该错误与数组包含多个值的事实有关。例如a < 0wherea = 1有一个确定的真值(false)。但是,如果 a 是一个数组呢?例如[-1, 0, 1],有些元素小于零,有些元素大于或等于零。那么真值应该是什么?为了能够创建真值,您必须指定是希望所有值都小于零,还是至少有一个值小于零(任何值)。
Since mathematical operators on numpy arrays return arrays themselves we can call allor anyon those arrays to see if all or at least one value is truthful. You would rewrite your if statement as:
由于 numpy 数组上的数学运算符本身返回数组,我们可以在这些数组上调用all或any以查看是否所有或至少一个值是真实的。您将 if 语句重写为:
if (0 <= x).all() and (x < d).all():
...
# alternatively
if 0 <= x.min() and x.max() < d:
...
回答by hpaulj
Others have answered assuming that you want to apply one calculation or other depending on whether all/any values of xmeet the respective conditions. I'll make a different assumption - that you want to apply fto each element of xindividually.

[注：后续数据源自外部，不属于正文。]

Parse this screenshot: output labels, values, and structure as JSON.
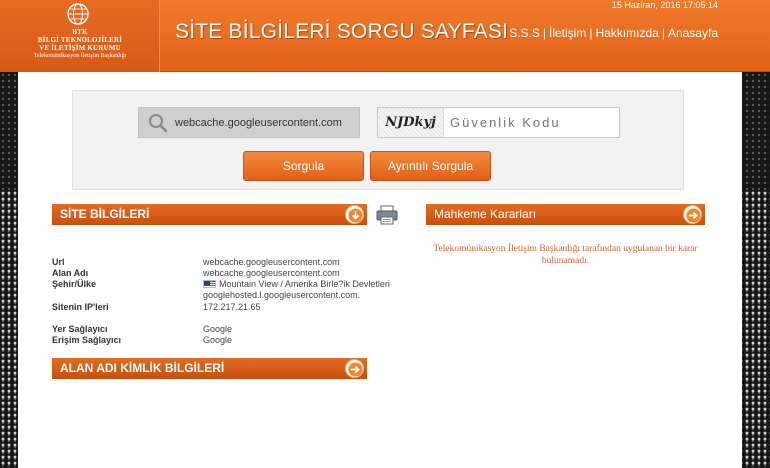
{
  "header": {
    "logo_lines": [
      "BTK",
      "BİLGİ TEKNOLOJİLERİ",
      "VE İLETİŞİM KURUMU"
    ],
    "logo_sub": "Telekomünikasyon İletişim Başkanlığı",
    "title": "SİTE BİLGİLERİ SORGU SAYFASI",
    "date": "15 Haziran, 2016 17:05:14",
    "nav": [
      {
        "label": "S.S.S"
      },
      {
        "label": "İletişim"
      },
      {
        "label": "Hakkımızda"
      },
      {
        "label": "Anasayfa"
      }
    ]
  },
  "search": {
    "value": "webcache.googleusercontent.com",
    "captcha_text": "NJDkyj",
    "captcha_placeholder": "Güvenlik Kodu",
    "btn_sorgula": "Sorgula",
    "btn_ayrintili": "Ayrıntılı Sorgula"
  },
  "site_info": {
    "title": "SİTE BİLGİLERİ",
    "rows": [
      {
        "label": "Url",
        "value": "webcache.googleusercontent.com"
      },
      {
        "label": "Alan Adı",
        "value": "webcache.googleusercontent.com"
      },
      {
        "label": "Şehir/Ülke",
        "value": "Mountain View / Amerika Birle?ik Devletleri"
      },
      {
        "label": "",
        "value": "googlehosted.l.googleusercontent.com."
      },
      {
        "label": "Sitenin IP'leri",
        "value": "172.217.21.65"
      },
      {
        "label": "Yer Sağlayıcı",
        "value": "Google"
      },
      {
        "label": "Erişim Sağlayıcı",
        "value": "Google"
      }
    ]
  },
  "mahkeme": {
    "title": "Mahkeme Kararları",
    "message": "Telekomünikasyon İletişim Başkanlığı tarafından uygulanan bir karar bulunamadı."
  },
  "alan_adi": {
    "title": "ALAN ADI KİMLİK BİLGİLERİ"
  },
  "colors": {
    "accent": "#e2621a",
    "message": "#d8622a"
  }
}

其他人已经回答假设您要根据所有/任何值是否x满足相应条件来应用一种计算或其他计算。我会做一个不同的假设——你想单独应用f到每个元素x。
Applied element by element I get:
逐个元素应用我得到:
In [226]: x=np.linspace(0,1,20)
In [227]: [f(z,d,h,L) for z in x]
Out[227]:
[0.0,
0.0016447368421052631,
0.0032894736842105261,
0.0049342105263157892,
0.89586497157981526,
0.78739098364212268,
0.6789169957044302,
0.57044300776673762,
0.46196901982904509,
0.35349503189135251,
0.24502104395365998,
0.13654705601596731,
0.028073068078274897,
0.0,
0.0,
0.0,
0.0,
0.0,
0.0,
0.0]
The vectorized equivalent:
矢量化等价物:
In [238]: I = (0<=x) & (x<d)
In [239]: J=(d<=x) & (x<=L)
In [240]: out=np.zeros_like(x)
In [241]: out[I]=h*(x[I]/d)
In [242]: out[J]=(L-x[J])/(L-d)
In [243]: out
Out[243]:
array([ 0. , 0.00164474, 0.00328947, 0.00493421, 0.89586497,
0.78739098, 0.678917 , 0.57044301, 0.46196902, 0.35349503,
0.24502104, 0.13654706, 0.02807307, 0. , 0. ,
0. , 0. , 0. , 0. , 0. ])
I'll let you package that as a function.
我会让你把它打包成一个函数。
With the parameters as given (including the full x), np.all(I)and np.all(J)both are False, meaning fwould return 0.0if applied to xas a whole.
对于给定的参数(包括 full x),np.all(I)并且np.all(J)两者都是False,如果将其作为一个整体应用,则含义f将返回。0.0x
def f(x, d, h, L):
I = (0<=x) & (x<d)
J=(d<=x) & (x<=L)
out=np.zeros_like(x)
out[I]=h*(x[I]/d)
out[J]=(L-x[J])/(L-d)
return out
回答by Pedro López-Adeva
Use numpy.where. Optionally, use exponential notation for floating point numbers.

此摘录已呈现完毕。